A WOMAN has described seeing her elderly husband left in a bed covered in blood on a ward where patients were tied to chairs.

Elizabeth Wheatley walked onto Fletcher Ward at Northwick Park Hospital in December last year to find her 86-year-old husband, Kenneth, with a broken shoulder after falling out of bed.

Just before Christmas, Mrs Wheatley went to visit her husband in hospital, and saw his bed was covered in blood.

When she asked staff about it, she says they suggested her husband bruised easily.

Mrs Wheatley told the Harrow Times: “He told me in a very garbled state that he’d fallen out of bed and then they told me he’d climbed out of bed.

“It’s just terrible to think that a big London hospital was in such a state.”

Mr Wheatley was initially admitted to A&E at Northwick Park Hospital after a fall at his Kingsbury home but ended up being transferred to Fletcher Ward, where it was recently revealed patients were strapped to chairs with sheets and men’s braces.

A report recently released by the PCT found the human rights of five patients had been breached.

Mr Wheatley did not undergo the humiliating treatment himself but hearing about the incident brought his wife’s memories flooding back.

She said: “I want somebody to take account of what they did to my husband. It may not seem like much but it means a hell of a lot to me.”

Doctors on the ward advised Mrs Wheatley to put her husband in a home but she could not afford to pay for it so she took him back to their house, in Blair Avenue.

He died of a heart attack on March 12, just ten days before his 87th birthday. No inquest was held into his death.

Mrs Wheatley said: “The day he went into hospital he was sitting here in my dining room. He was able to eat and feed himself. He could walk with a frame.

“I cannot say he was a very happy person, because of his condition, but he wasn’t unhappy. In that hospital he was just miserable.”

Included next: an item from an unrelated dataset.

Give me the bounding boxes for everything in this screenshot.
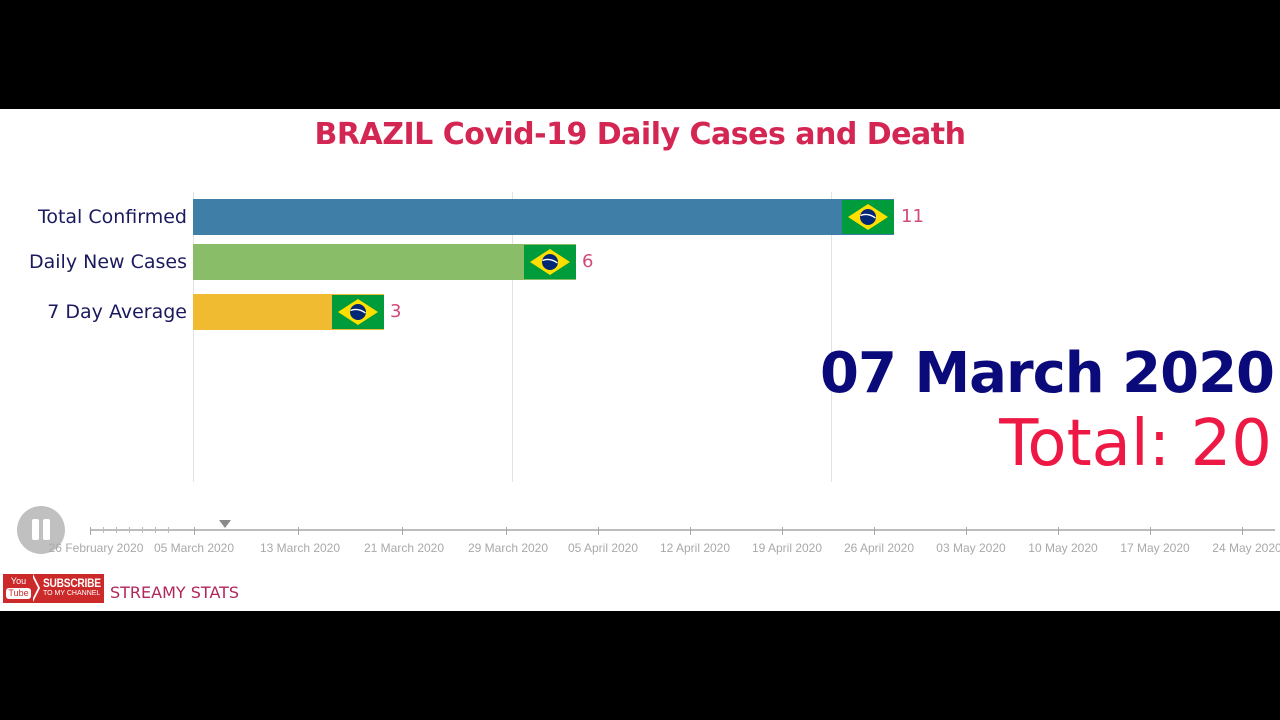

Jonathon Street, a spokesman for the PCT, said: “We are very sorry that Mr Wheatley had a distressing time in Fletcher Ward.

“As the family did not make a complaint to the PCT at the time it is very difficult to respond in detail.

“We would urge all patients who have a problem in hospital to make their views known to the staff at the time so that improvements can be brought in. The Patient Advisory and Liaison Service is there to help them.”

He said a number of complaints were made about the ward and the feedback has contributed to a programme of improvements being implemented.